La cámara era pequeña, más bien una cueva que una habitación. Había una cama, un escritorio, una silla y una alfombra sobre el suelo de piedra. Sobre el escritorio se veían algunos pergaminos y libros, al parecer muy viejos. Había algo más: junto a la pared más alejada descansaba una vitrina con las puertas de cristal y, en el interior de la vitrina, como una estrella prisionera, la fuente de luz.
La voz de la vidente estaba llena de temor reverencial cuando rompió el silencio:
—Siempre que la veo… —murmuró Ysanne—. Es la Diadema de Lisen —dijo avanzando unos pasos—. Fue hecha para ella por los lios alfar en los días en que el Bosque de Pendaran no era un lugar terrible. Se la puso en la frente después de que construyeran para ella la torre de Anor, y permaneció en la torre junto al mar, con la luz en su frente como una estrella, para indicarle a Amairgen el camino de regreso a casa desde Cader Sedat.
—Pero él nunca regresó. —La voz de Kim, aunque había hablado en un murmullo, sonó chillona a sus propios oídos—. Eilathen me lo mostró.
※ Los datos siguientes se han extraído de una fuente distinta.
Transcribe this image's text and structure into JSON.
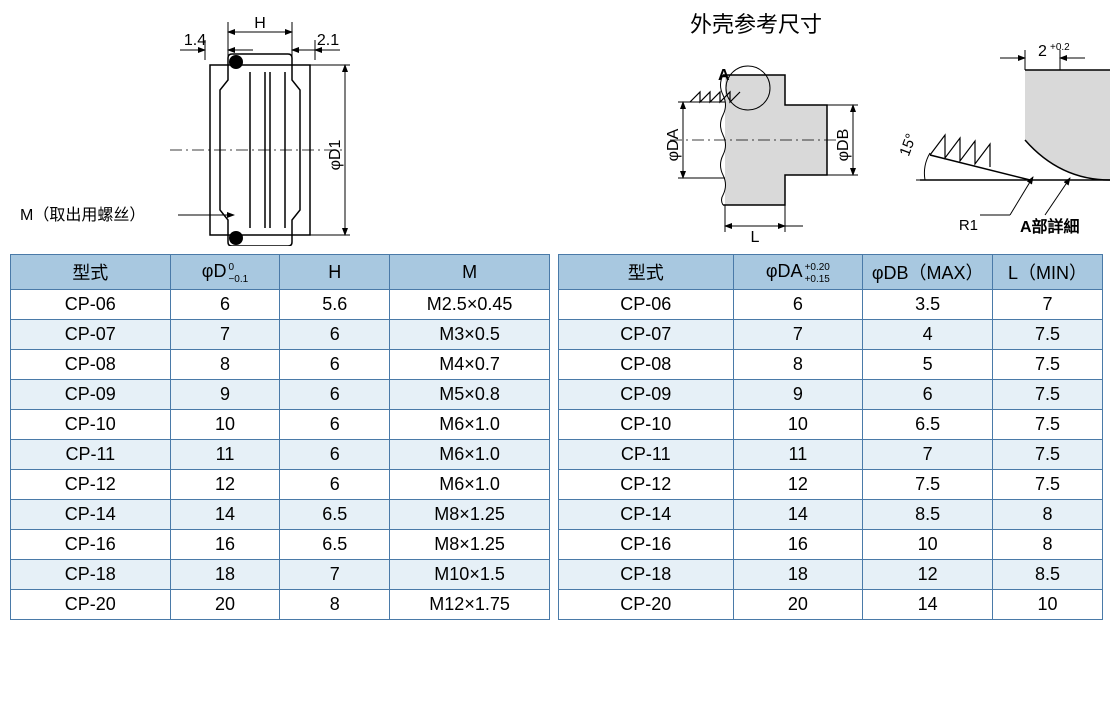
{
  "colors": {
    "header_bg": "#a8c8e0",
    "alt_row_bg": "#e6f0f7",
    "border": "#4a7aa8",
    "text": "#000000",
    "diagram_gray": "#d9d9d9",
    "diagram_stroke": "#000000"
  },
  "diagram_left": {
    "dim_left": "1.4",
    "dim_H": "H",
    "dim_right": "2.1",
    "dim_D1": "φD1",
    "label_M": "M（取出用螺丝）"
  },
  "diagram_right": {
    "title": "外壳参考尺寸",
    "label_A": "A",
    "dim_DA": "φDA",
    "dim_DB": "φDB",
    "dim_L": "L",
    "dim_2": "2",
    "tol_2": "+0.2",
    "angle_15": "15°",
    "label_R1": "R1",
    "label_detail": "A部詳細"
  },
  "table_left": {
    "headers": [
      "型式",
      "φD",
      "H",
      "M"
    ],
    "header_tol": {
      "col2_top": " 0",
      "col2_bottom": "−0.1"
    },
    "rows": [
      [
        "CP-06",
        "6",
        "5.6",
        "M2.5×0.45"
      ],
      [
        "CP-07",
        "7",
        "6",
        "M3×0.5"
      ],
      [
        "CP-08",
        "8",
        "6",
        "M4×0.7"
      ],
      [
        "CP-09",
        "9",
        "6",
        "M5×0.8"
      ],
      [
        "CP-10",
        "10",
        "6",
        "M6×1.0"
      ],
      [
        "CP-11",
        "11",
        "6",
        "M6×1.0"
      ],
      [
        "CP-12",
        "12",
        "6",
        "M6×1.0"
      ],
      [
        "CP-14",
        "14",
        "6.5",
        "M8×1.25"
      ],
      [
        "CP-16",
        "16",
        "6.5",
        "M8×1.25"
      ],
      [
        "CP-18",
        "18",
        "7",
        "M10×1.5"
      ],
      [
        "CP-20",
        "20",
        "8",
        "M12×1.75"
      ]
    ]
  },
  "table_right": {
    "headers": [
      "型式",
      "φDA",
      "φDB（MAX）",
      "L（MIN）"
    ],
    "header_tol": {
      "col2_top": "+0.20",
      "col2_bottom": "+0.15"
    },
    "rows": [
      [
        "CP-06",
        "6",
        "3.5",
        "7"
      ],
      [
        "CP-07",
        "7",
        "4",
        "7.5"
      ],
      [
        "CP-08",
        "8",
        "5",
        "7.5"
      ],
      [
        "CP-09",
        "9",
        "6",
        "7.5"
      ],
      [
        "CP-10",
        "10",
        "6.5",
        "7.5"
      ],
      [
        "CP-11",
        "11",
        "7",
        "7.5"
      ],
      [
        "CP-12",
        "12",
        "7.5",
        "7.5"
      ],
      [
        "CP-14",
        "14",
        "8.5",
        "8"
      ],
      [
        "CP-16",
        "16",
        "10",
        "8"
      ],
      [
        "CP-18",
        "18",
        "12",
        "8.5"
      ],
      [
        "CP-20",
        "20",
        "14",
        "10"
      ]
    ]
  }
}
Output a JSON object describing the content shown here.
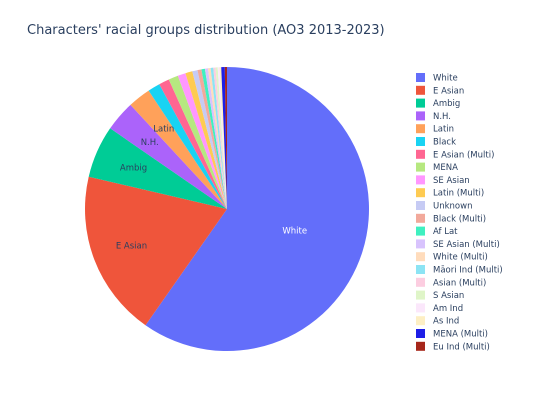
{
  "chart_data": {
    "type": "pie",
    "title": "Characters' racial groups distribution (AO3 2013-2023)",
    "legend_position": "right",
    "slices": [
      {
        "label": "White",
        "value": 60.0,
        "color": "#636efa",
        "show_label": true
      },
      {
        "label": "E Asian",
        "value": 19.0,
        "color": "#ef553b",
        "show_label": true
      },
      {
        "label": "Ambig",
        "value": 6.0,
        "color": "#00cc96",
        "show_label": true
      },
      {
        "label": "N.H.",
        "value": 3.5,
        "color": "#ab63fa",
        "show_label": true
      },
      {
        "label": "Latin",
        "value": 2.6,
        "color": "#ffa15a",
        "show_label": true
      },
      {
        "label": "Black",
        "value": 1.4,
        "color": "#19d3f3",
        "show_label": false
      },
      {
        "label": "E Asian (Multi)",
        "value": 1.2,
        "color": "#ff6692",
        "show_label": false
      },
      {
        "label": "MENA",
        "value": 1.1,
        "color": "#b6e880",
        "show_label": false
      },
      {
        "label": "SE Asian",
        "value": 0.9,
        "color": "#ff97ff",
        "show_label": false
      },
      {
        "label": "Latin (Multi)",
        "value": 0.8,
        "color": "#fecb52",
        "show_label": false
      },
      {
        "label": "Unknown",
        "value": 0.6,
        "color": "#c6cbf4",
        "show_label": false
      },
      {
        "label": "Black (Multi)",
        "value": 0.45,
        "color": "#f2a99b",
        "show_label": false
      },
      {
        "label": "Af Lat",
        "value": 0.4,
        "color": "#3ff0c0",
        "show_label": false
      },
      {
        "label": "SE Asian (Multi)",
        "value": 0.35,
        "color": "#d8c3fd",
        "show_label": false
      },
      {
        "label": "White (Multi)",
        "value": 0.3,
        "color": "#ffdcbc",
        "show_label": false
      },
      {
        "label": "Māori Ind (Multi)",
        "value": 0.3,
        "color": "#8ce4f4",
        "show_label": false
      },
      {
        "label": "Asian (Multi)",
        "value": 0.25,
        "color": "#fccde0",
        "show_label": false
      },
      {
        "label": "S Asian",
        "value": 0.25,
        "color": "#dff5c8",
        "show_label": false
      },
      {
        "label": "Am Ind",
        "value": 0.2,
        "color": "#fbe7fb",
        "show_label": false
      },
      {
        "label": "As Ind",
        "value": 0.2,
        "color": "#fdefc4",
        "show_label": false
      },
      {
        "label": "MENA (Multi)",
        "value": 0.4,
        "color": "#1e1ee6",
        "show_label": false
      },
      {
        "label": "Eu Ind (Multi)",
        "value": 0.25,
        "color": "#a6261a",
        "show_label": false
      }
    ]
  }
}
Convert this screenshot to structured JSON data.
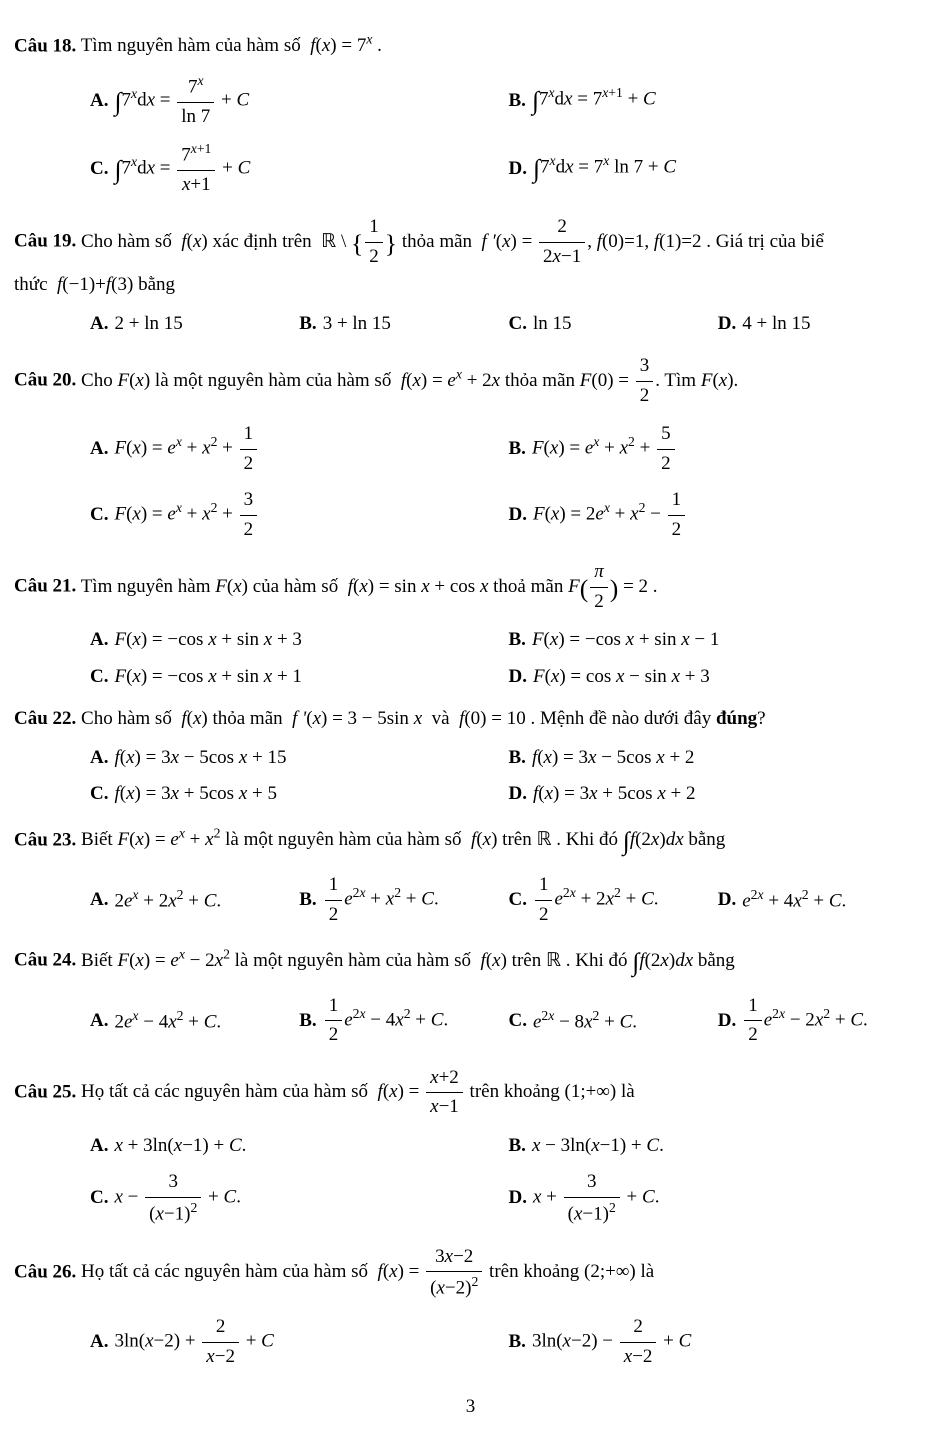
{
  "page_number": "3",
  "questions": [
    {
      "id": "q18",
      "label": "Câu 18.",
      "prompt_html": "Tìm nguyên hàm của hàm số &nbsp;<i>f</i>(<i>x</i>) = 7<sup><i>x</i></sup> .",
      "layout": "two",
      "options": [
        {
          "tag": "A.",
          "html": "<span class='int'>∫</span>7<sup><i>x</i></sup>d<i>x</i> = <span class='frac'><span class='n'>7<sup><i>x</i></sup></span><span class='d'>ln 7</span></span> + <i>C</i>"
        },
        {
          "tag": "B.",
          "html": "<span class='int'>∫</span>7<sup><i>x</i></sup>d<i>x</i> = 7<sup><i>x</i>+1</sup> + <i>C</i>"
        },
        {
          "tag": "C.",
          "html": "<span class='int'>∫</span>7<sup><i>x</i></sup>d<i>x</i> = <span class='frac'><span class='n'>7<sup><i>x</i>+1</sup></span><span class='d'><i>x</i>+1</span></span> + <i>C</i>"
        },
        {
          "tag": "D.",
          "html": "<span class='int'>∫</span>7<sup><i>x</i></sup>d<i>x</i> = 7<sup><i>x</i></sup> ln 7 + <i>C</i>"
        }
      ]
    },
    {
      "id": "q19",
      "label": "Câu  19.",
      "prompt_html": "Cho hàm số &nbsp;<i>f</i>(<i>x</i>) xác định trên &nbsp;<span class='dstr'>ℝ</span> \\ <span class='big'>{</span><span class='frac'><span class='n'>1</span><span class='d'>2</span></span><span class='big'>}</span> thỏa mãn &nbsp;<i>f ′</i>(<i>x</i>) = <span class='frac'><span class='n'>2</span><span class='d'>2<i>x</i>−1</span></span>, <i>f</i>(0)=1, <i>f</i>(1)=2 . Giá trị của biể",
      "prompt_line2": "thức &nbsp;<i>f</i>(−1)+<i>f</i>(3) bằng",
      "layout": "four",
      "options": [
        {
          "tag": "A.",
          "html": "2 + ln 15"
        },
        {
          "tag": "B.",
          "html": "3 + ln 15"
        },
        {
          "tag": "C.",
          "html": "ln 15"
        },
        {
          "tag": "D.",
          "html": "4 + ln 15"
        }
      ]
    },
    {
      "id": "q20",
      "label": "Câu 20.",
      "prompt_html": "Cho <i>F</i>(<i>x</i>) là một nguyên hàm của hàm số &nbsp;<i>f</i>(<i>x</i>) = <i>e</i><sup><i>x</i></sup> + 2<i>x</i> thỏa mãn <i>F</i>(0) = <span class='frac'><span class='n'>3</span><span class='d'>2</span></span>. Tìm <i>F</i>(<i>x</i>).",
      "layout": "two",
      "options": [
        {
          "tag": "A.",
          "html": "<i>F</i>(<i>x</i>) = <i>e</i><sup><i>x</i></sup> + <i>x</i><sup>2</sup> + <span class='frac'><span class='n'>1</span><span class='d'>2</span></span>"
        },
        {
          "tag": "B.",
          "html": "<i>F</i>(<i>x</i>) = <i>e</i><sup><i>x</i></sup> + <i>x</i><sup>2</sup> + <span class='frac'><span class='n'>5</span><span class='d'>2</span></span>"
        },
        {
          "tag": "C.",
          "html": "<i>F</i>(<i>x</i>) = <i>e</i><sup><i>x</i></sup> + <i>x</i><sup>2</sup> + <span class='frac'><span class='n'>3</span><span class='d'>2</span></span>"
        },
        {
          "tag": "D.",
          "html": "<i>F</i>(<i>x</i>) = 2<i>e</i><sup><i>x</i></sup> + <i>x</i><sup>2</sup> − <span class='frac'><span class='n'>1</span><span class='d'>2</span></span>"
        }
      ]
    },
    {
      "id": "q21",
      "label": "Câu 21.",
      "prompt_html": "Tìm nguyên hàm <i>F</i>(<i>x</i>) của hàm số &nbsp;<i>f</i>(<i>x</i>) = sin <i>x</i> + cos <i>x</i> thoả mãn <i>F</i><span class='big'>(</span><span class='frac'><span class='n'><i>π</i></span><span class='d'>2</span></span><span class='big'>)</span> = 2 .",
      "layout": "two",
      "options": [
        {
          "tag": "A.",
          "html": "<i>F</i>(<i>x</i>) = −cos <i>x</i> + sin <i>x</i> + 3"
        },
        {
          "tag": "B.",
          "html": "<i>F</i>(<i>x</i>) = −cos <i>x</i> + sin <i>x</i> − 1"
        },
        {
          "tag": "C.",
          "html": "<i>F</i>(<i>x</i>) = −cos <i>x</i> + sin <i>x</i> + 1"
        },
        {
          "tag": "D.",
          "html": "<i>F</i>(<i>x</i>) = cos <i>x</i> − sin <i>x</i> + 3"
        }
      ]
    },
    {
      "id": "q22",
      "label": "Câu 22.",
      "prompt_html": "Cho hàm số &nbsp;<i>f</i>(<i>x</i>) thỏa mãn &nbsp;<i>f '</i>(<i>x</i>) = 3 − 5sin <i>x</i>&nbsp; và &nbsp;<i>f</i>(0) = 10 . Mệnh đề nào dưới đây <b>đúng</b>?",
      "layout": "two",
      "options": [
        {
          "tag": "A.",
          "html": "<i>f</i>(<i>x</i>) = 3<i>x</i> − 5cos <i>x</i> + 15"
        },
        {
          "tag": "B.",
          "html": "<i>f</i>(<i>x</i>) = 3<i>x</i> − 5cos <i>x</i> + 2"
        },
        {
          "tag": "C.",
          "html": "<i>f</i>(<i>x</i>) = 3<i>x</i> + 5cos <i>x</i> + 5"
        },
        {
          "tag": "D.",
          "html": "<i>f</i>(<i>x</i>) = 3<i>x</i> + 5cos <i>x</i> + 2"
        }
      ]
    },
    {
      "id": "q23",
      "label": "Câu 23.",
      "prompt_html": "Biết <i>F</i>(<i>x</i>) = <i>e</i><sup><i>x</i></sup> + <i>x</i><sup>2</sup> là một nguyên hàm của hàm số &nbsp;<i>f</i>(<i>x</i>) trên <span class='dstr'>ℝ</span> . Khi đó <span class='int'>∫</span><i>f</i>(2<i>x</i>)<i>dx</i> bằng",
      "layout": "four",
      "options": [
        {
          "tag": "A.",
          "html": "2<i>e</i><sup><i>x</i></sup> + 2<i>x</i><sup>2</sup> + <i>C</i>."
        },
        {
          "tag": "B.",
          "html": "<span class='frac'><span class='n'>1</span><span class='d'>2</span></span><i>e</i><sup>2<i>x</i></sup> + <i>x</i><sup>2</sup> + <i>C</i>."
        },
        {
          "tag": "C.",
          "html": "<span class='frac'><span class='n'>1</span><span class='d'>2</span></span><i>e</i><sup>2<i>x</i></sup> + 2<i>x</i><sup>2</sup> + <i>C</i>."
        },
        {
          "tag": "D.",
          "html": "<i>e</i><sup>2<i>x</i></sup> + 4<i>x</i><sup>2</sup> + <i>C</i>."
        }
      ]
    },
    {
      "id": "q24",
      "label": "Câu 24.",
      "prompt_html": "Biết <i>F</i>(<i>x</i>) = <i>e</i><sup><i>x</i></sup> − 2<i>x</i><sup>2</sup> là một nguyên hàm của hàm số &nbsp;<i>f</i>(<i>x</i>) trên <span class='dstr'>ℝ</span> . Khi đó <span class='int'>∫</span><i>f</i>(2<i>x</i>)<i>dx</i> bằng",
      "layout": "four",
      "options": [
        {
          "tag": "A.",
          "html": "2<i>e</i><sup><i>x</i></sup> − 4<i>x</i><sup>2</sup> + <i>C</i>."
        },
        {
          "tag": "B.",
          "html": "<span class='frac'><span class='n'>1</span><span class='d'>2</span></span><i>e</i><sup>2<i>x</i></sup> − 4<i>x</i><sup>2</sup> + <i>C</i>."
        },
        {
          "tag": "C.",
          "html": "<i>e</i><sup>2<i>x</i></sup> − 8<i>x</i><sup>2</sup> + <i>C</i>."
        },
        {
          "tag": "D.",
          "html": "<span class='frac'><span class='n'>1</span><span class='d'>2</span></span><i>e</i><sup>2<i>x</i></sup> − 2<i>x</i><sup>2</sup> + <i>C</i>."
        }
      ]
    },
    {
      "id": "q25",
      "label": "Câu 25.",
      "prompt_html": "Họ tất cả các nguyên hàm của hàm số &nbsp;<i>f</i>(<i>x</i>) = <span class='frac'><span class='n'><i>x</i>+2</span><span class='d'><i>x</i>−1</span></span> trên khoảng (1;+∞) là",
      "layout": "two",
      "options": [
        {
          "tag": "A.",
          "html": "<i>x</i> + 3ln(<i>x</i>−1) + <i>C</i>."
        },
        {
          "tag": "B.",
          "html": "<i>x</i> − 3ln(<i>x</i>−1) + <i>C</i>."
        },
        {
          "tag": "C.",
          "html": "<i>x</i> − <span class='frac'><span class='n'>3</span><span class='d'>(<i>x</i>−1)<sup>2</sup></span></span> + <i>C</i>."
        },
        {
          "tag": "D.",
          "html": "<i>x</i> + <span class='frac'><span class='n'>3</span><span class='d'>(<i>x</i>−1)<sup>2</sup></span></span> + <i>C</i>."
        }
      ]
    },
    {
      "id": "q26",
      "label": "Câu 26.",
      "prompt_html": "Họ tất cả các nguyên hàm của hàm số &nbsp;<i>f</i>(<i>x</i>) = <span class='frac'><span class='n'>3<i>x</i>−2</span><span class='d'>(<i>x</i>−2)<sup>2</sup></span></span> trên khoảng (2;+∞) là",
      "layout": "two",
      "options": [
        {
          "tag": "A.",
          "html": "3ln(<i>x</i>−2) + <span class='frac'><span class='n'>2</span><span class='d'><i>x</i>−2</span></span> + <i>C</i>"
        },
        {
          "tag": "B.",
          "html": "3ln(<i>x</i>−2) − <span class='frac'><span class='n'>2</span><span class='d'><i>x</i>−2</span></span> + <i>C</i>"
        }
      ]
    }
  ]
}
Y vi cómo ella moría.
La Diadema, según vio Kim, era de oro puro, pero la luz que despedía de su interior era más suave que un rayo de luna.
—Murió, y Pendaran no puede perdonar. Fue una de las desgracias más grandes de este mundo. Cambiaron demasiadas cosas…, incluso la luz. Dicen que cuando fue creada era mucho más resplandeciente, del color de la esperanza. Luego Lisen murió y el Bosque cambió; el mundo entero cambió, y ahora parece que brilla con una luz más pálida. Es la cosa más terrible que ha podido suceder en el mundo. Es la Luz contra la Oscuridad.
Kim miró a la mujer de blancos cabellos que estaba a su lado.
—¿Por qué está aquí? ¿Por qué está escondida bajo tierra?
—Raederth me la trajo un año antes de morir. No sé dónde la encontró, pues se perdió a la muerte de Lisen. Estuvo perdida durante muchos años, pero jamás me contó cómo la había encontrado. Sin embargo, lo hizo envejecer. Algo debió de pasar durante su viaje, de lo que nunca quiso hablar. Me pidió que la guardara aquí, junto a los otros dos objetos mágicos, hasta que viera en sueños el lugar que les correspondía. «Quien la lleve después de Lisen», me dijo él, «tendrá que recorrer el más tenebroso camino que jamás ha recorrido criatura alguna del cielo o de la Tierra.» Fue todo lo que me dijo. Por eso espera aquí: espera por la soñadora.
Kimberly tembló, pues algo dentro de ella, como un murmullo en su propia sangre, le decía que las palabras del mago muerto encerraban una auténtica profecía. Se sintió pesada, agobiada por un tremendo peso. Era insoportable. Apartó su mirada de la Diadema.